The group, including Archbishop Thabo Makgoba, of Church Leaders Consultation, said in a letter to Zuma that South Africans yearned for new leadership to restore hope amid growing unhappiness about leaders who had “lost their moral compass”.

“During apartheid, some church leaders wrote to political leaders, but they often failed to listen to these voices,” they said.

“Unfortunately, we find a similar trend today, but it is our duty to speak to you even when we think you might not be listening.

“At this moment we believe that our democracy can be significantly improved,” they wrote.

“If political leaders do not take seriously what we are saying, we will continue to strengthen and support the church’s role within the civil society movements, especially those working among the poorest of our people to bring about a more healthy democracy.”

The correspondence was sent to Zuma, with copies also sent to DA leader Helen Zille and political and economic leaders around South Africa, detailing the clerics’ concerns about the country.

The document and covering letter were signed by Makgoba, Bishop Joe Seoka of the SA Council of Churches, Reverend Moss Ntlha of the Evangelical Alliance of SA and Reverend Edwin Arrison of Kairos Southern Africa.

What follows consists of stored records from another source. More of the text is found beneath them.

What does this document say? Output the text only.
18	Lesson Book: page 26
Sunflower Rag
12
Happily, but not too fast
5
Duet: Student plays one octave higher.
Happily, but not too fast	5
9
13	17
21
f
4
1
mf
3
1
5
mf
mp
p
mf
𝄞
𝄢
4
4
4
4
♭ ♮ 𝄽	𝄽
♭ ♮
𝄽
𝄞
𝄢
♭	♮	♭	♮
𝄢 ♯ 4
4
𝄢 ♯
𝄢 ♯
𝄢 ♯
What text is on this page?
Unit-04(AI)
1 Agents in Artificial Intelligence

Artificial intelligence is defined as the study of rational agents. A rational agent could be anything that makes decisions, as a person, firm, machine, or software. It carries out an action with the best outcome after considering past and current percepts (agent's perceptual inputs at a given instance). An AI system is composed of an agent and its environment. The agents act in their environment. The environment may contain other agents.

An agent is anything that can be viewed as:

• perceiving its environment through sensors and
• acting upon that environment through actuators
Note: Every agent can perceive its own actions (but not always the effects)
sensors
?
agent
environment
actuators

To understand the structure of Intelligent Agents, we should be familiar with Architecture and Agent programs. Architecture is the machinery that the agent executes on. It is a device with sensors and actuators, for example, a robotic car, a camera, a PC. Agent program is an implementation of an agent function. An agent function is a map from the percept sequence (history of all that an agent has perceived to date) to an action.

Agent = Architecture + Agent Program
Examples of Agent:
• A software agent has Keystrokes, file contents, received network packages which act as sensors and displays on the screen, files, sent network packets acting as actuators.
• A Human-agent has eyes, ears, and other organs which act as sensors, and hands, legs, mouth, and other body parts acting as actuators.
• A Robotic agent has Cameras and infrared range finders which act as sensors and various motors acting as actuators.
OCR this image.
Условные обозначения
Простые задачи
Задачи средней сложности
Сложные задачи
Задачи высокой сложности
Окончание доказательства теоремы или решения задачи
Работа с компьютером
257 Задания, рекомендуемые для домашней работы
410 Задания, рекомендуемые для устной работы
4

The appeal has been made ahead of the ANC’s elective conference in Mangaung.

It comes almost a year after Kairos Southern Africa urged the ANC to come together and take decisive action to eradicate corruption, factionalism, power struggles and neglect of the poor, among others.

In the latest appeal, hitting even harder this time around, the leaders said they would be open to discussing these issues “to share our conviction that we have begun to stray from the path of building a united, non-racial, non-sexist and democratic South Africa”.

A letter from the Presidency confirmed that the correspondence had been brought to Zuma’s attention.

The document, titled “The church speaks… for such a time as this” and sent with the letter, said South Africans were not looking for a “superficial change of one self-serving political leader for another, or one political party for another, but for a different kind of leadership that can restore hope to the poor”.

“They yearn for a change from an increasingly corrupt political, business and societal culture to one that is accountable to the people.”

South Africans wanted to live in a country with “life-affirming values that recognised that the people belonged to God”, and not to politicians or political parties, the document added.

“We know that even though the dream of a just, non-racial and prospering democracy is temporarily in eclipse – being throttled by the actions (or lack of it) of a generation of leaders that seems to have largely lost its moral compass – the people of South Africa are capable of rising to reclaim their future.”

Many of the church people prayed for Zille, the letter read, as she sought to assist in putting South Africa on a “more healthy footing”.